Dunas inmensas, médanos que parecen no terminar nunca y un espejo de agua turquesa en pleno paisaje árido. En el inicio de la temporada estival, el embalse El Nihuil, en San Rafael, fue destacado dentro de una selección de playas “a conocer” entre Cuyo y la Patagonia.
Un listado del El Diario de Viaje que pone el foco en destinos menos masivos y con fuerte impronta natural para quienes buscan descanso, aventura y escenarios diferentes.
La propuesta surge a partir de una tendencia que se consolida cada verano: el interés por rincones que combinan tranquilidad y paisajes singulares, lejos de los circuitos saturados.

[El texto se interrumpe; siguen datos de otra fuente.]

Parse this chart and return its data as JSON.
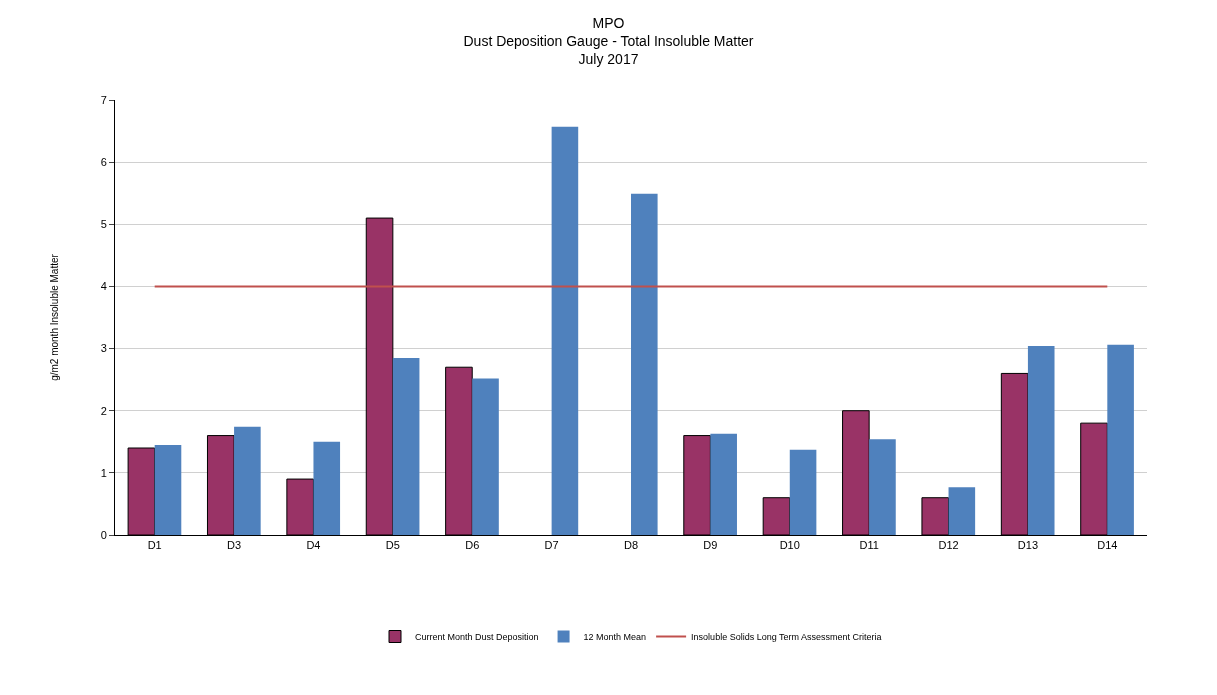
{
  "chart_data": {
    "type": "bar",
    "title": "MPO\nDust Deposition Gauge - Total Insoluble Matter\nJuly 2017",
    "ylabel": "g/m2 month Insoluble Matter",
    "categories": [
      "D1",
      "D3",
      "D4",
      "D5",
      "D6",
      "D7",
      "D8",
      "D9",
      "D10",
      "D11",
      "D12",
      "D13",
      "D14"
    ],
    "series": [
      {
        "name": "Current Month Dust Deposition",
        "color": "#993366",
        "values": [
          1.4,
          1.6,
          0.9,
          5.1,
          2.7,
          null,
          null,
          1.6,
          0.6,
          2.0,
          0.6,
          2.6,
          1.8
        ]
      },
      {
        "name": "12 Month Mean",
        "color": "#4f81bd",
        "values": [
          1.45,
          1.74,
          1.5,
          2.85,
          2.52,
          6.57,
          5.49,
          1.63,
          1.37,
          1.54,
          0.77,
          3.04,
          3.06
        ]
      },
      {
        "name": "Insoluble Solids Long Term Assessment Criteria",
        "type": "line",
        "color": "#c0504d",
        "values": [
          4,
          4,
          4,
          4,
          4,
          4,
          4,
          4,
          4,
          4,
          4,
          4,
          4
        ]
      }
    ],
    "ylim": [
      0,
      7
    ],
    "yticks": [
      0,
      1,
      2,
      3,
      4,
      5,
      6,
      7
    ],
    "grid": "y",
    "legend": "bottom"
  }
}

La diversidad geográfica argentina permite encontrar playas en contextos inusuales, desde penínsulas patagónicas rodeadas de bosque hasta oasis cuyanos con médanos y arenas doradas. En ese mapa de alternativas, El Nihuil aparece como uno de los puntos mendocinos que más sorprende por su contraste: desierto, montaña y lago conviviendo en una misma postal.

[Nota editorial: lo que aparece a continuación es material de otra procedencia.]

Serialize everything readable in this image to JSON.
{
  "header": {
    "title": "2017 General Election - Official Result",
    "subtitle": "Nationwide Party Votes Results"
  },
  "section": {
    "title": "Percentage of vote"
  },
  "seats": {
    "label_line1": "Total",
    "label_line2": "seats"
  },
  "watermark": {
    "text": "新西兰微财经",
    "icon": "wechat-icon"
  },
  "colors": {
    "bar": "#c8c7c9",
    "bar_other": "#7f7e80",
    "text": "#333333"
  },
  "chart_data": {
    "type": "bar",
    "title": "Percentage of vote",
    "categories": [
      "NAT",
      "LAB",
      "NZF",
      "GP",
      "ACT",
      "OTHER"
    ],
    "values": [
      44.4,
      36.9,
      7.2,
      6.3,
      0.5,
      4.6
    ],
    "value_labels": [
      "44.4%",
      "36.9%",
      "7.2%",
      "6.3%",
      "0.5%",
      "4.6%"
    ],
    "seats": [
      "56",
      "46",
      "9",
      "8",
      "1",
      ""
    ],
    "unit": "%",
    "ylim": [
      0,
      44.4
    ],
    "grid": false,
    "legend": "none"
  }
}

La combinación de dunas y aguas del Atuel lo convierte en un escenario atractivo tanto para quienes buscan pasar el día a la orilla como para quienes eligen sumar actividades al aire libre.
AMPLITUD Y NATURALEZA
En la zona se puede practicar kayak, kitesurf y realizar caminatas, además de propuestas vinculadas al senderismo, con amplios espacios y una sensación permanente de amplitud y naturaleza.

En la misma selección aparecen otros destinos de distintos puntos del país como Yuco, en Neuquén; Isla Escondida, en Chubut; Reta, en Buenos Aires; y Bahía de los Troncos, en Río Negro.

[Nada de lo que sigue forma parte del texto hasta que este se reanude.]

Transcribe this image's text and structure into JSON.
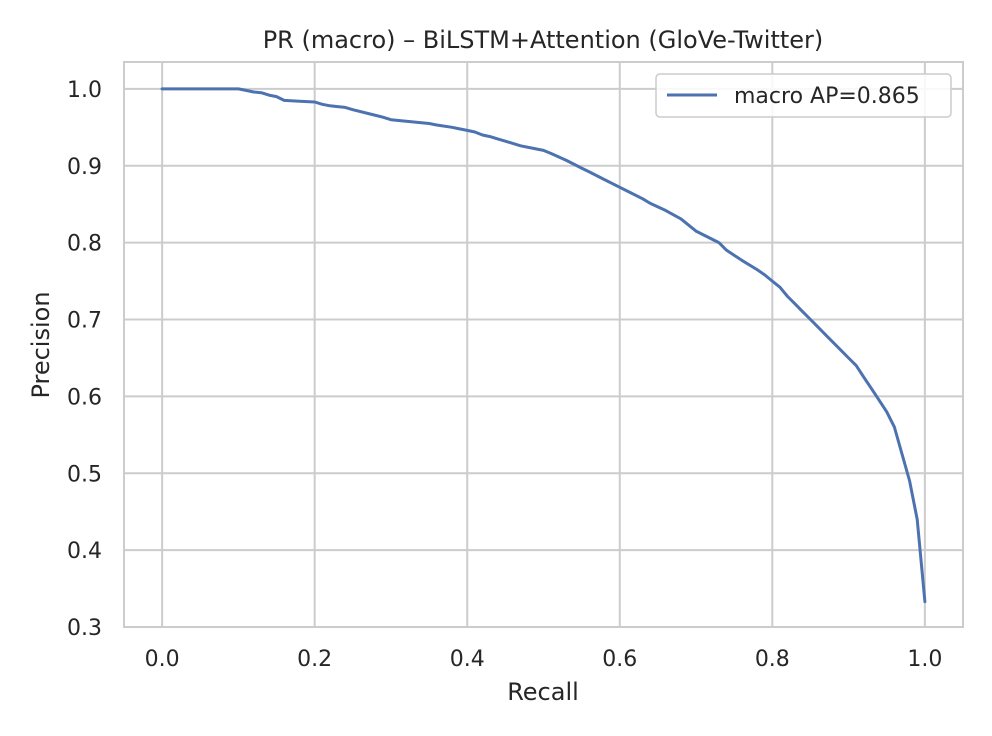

Todos comparten un rasgo común: parecen paisajes de otro país, pero están dentro de Argentina y ofrecen una alternativa distinta para quienes deciden viajar sin resignar tranquilidad ni contacto directo con el entorno.
De esta manera, El Nihuil vuelve a posicionarse como una de las joyas naturales del sur mendocino en el arranque del verano, con un atractivo que va más allá del turismo tradicional y que confirma, una vez más, que los “paraísos escondidos” muchas veces están más cerca de lo que se cree.